Wednesday, December 13, 2006

SStub: The Forest (A Societal Parable)

The forest was almost square, a diamond to the poles. On its north-eastern border, a small gently sweeping stream and the prevailing wind kept its edge tidy. The trees that lined the water's inside edge were old and withering in some branches, various white and bristlecone pines in an uneven set. At the base of the trees, the clumped scrub and some farming debris completed the demarcation. On the southern ends of the forest, an unnatural straightness trimmed the treeline, a monument to industrial revolution efficiencies. The forest had long ago spread deep beyond its current borders, but the value of the land required its curtailment. Each year more seemed to retreat, and only some latent nostalgia perhaps could account for its remaining presence.

There were three farmers at its edge. The land itself was owned, in the modern parlance, by the farmer to the south. Two farmers each owned the north-western and north-eastern edges. The farmer who owned the forest and the land to the south was of wealthy and prosperous stock, and a man of no small importance in the county. On the north eastern fringe, a relatively poor farmer supplemented farm income from a small amount of stream fishing, while on the north west a large farm had over the years been complicated and compromised by its pastors' undue attention to whiskey.

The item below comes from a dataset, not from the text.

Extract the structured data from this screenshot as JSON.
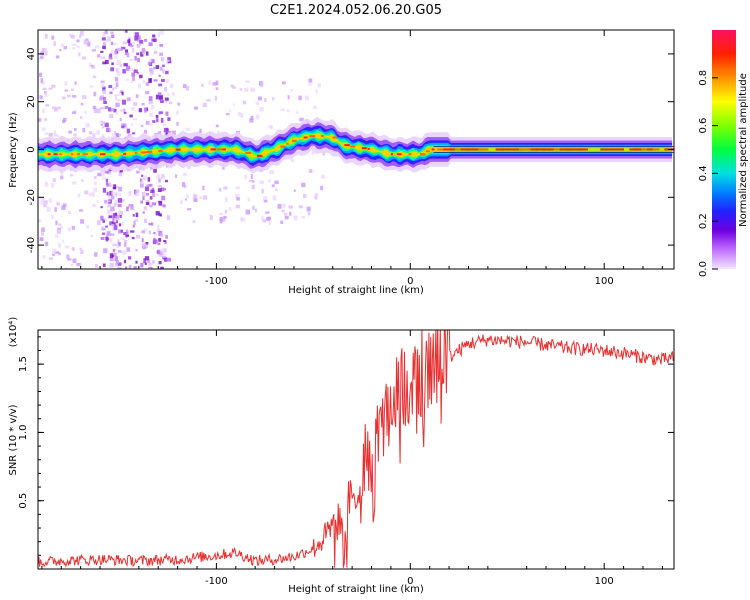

Inside the forest a small badger colony sheltered from the tractors, jeeps and guns of its neighbours. Some protection was afforded by local mythology about the forest. A handful of red squirrels, an assortment of birds, and an interloper gray squirrel called the forest home. There were no great trees left, no towering oaks or shimmering beech. Only the hardy pines could linger in what had become a dangerous place for trees.

The carpet of needles was soft and warm for the animals most of the year. Most of them ventured out on occasion, but endeavoured to remain within the confines of the trees whenever possible. There was limited sustenance, particularly for the badgers, and their number had been reducing over time.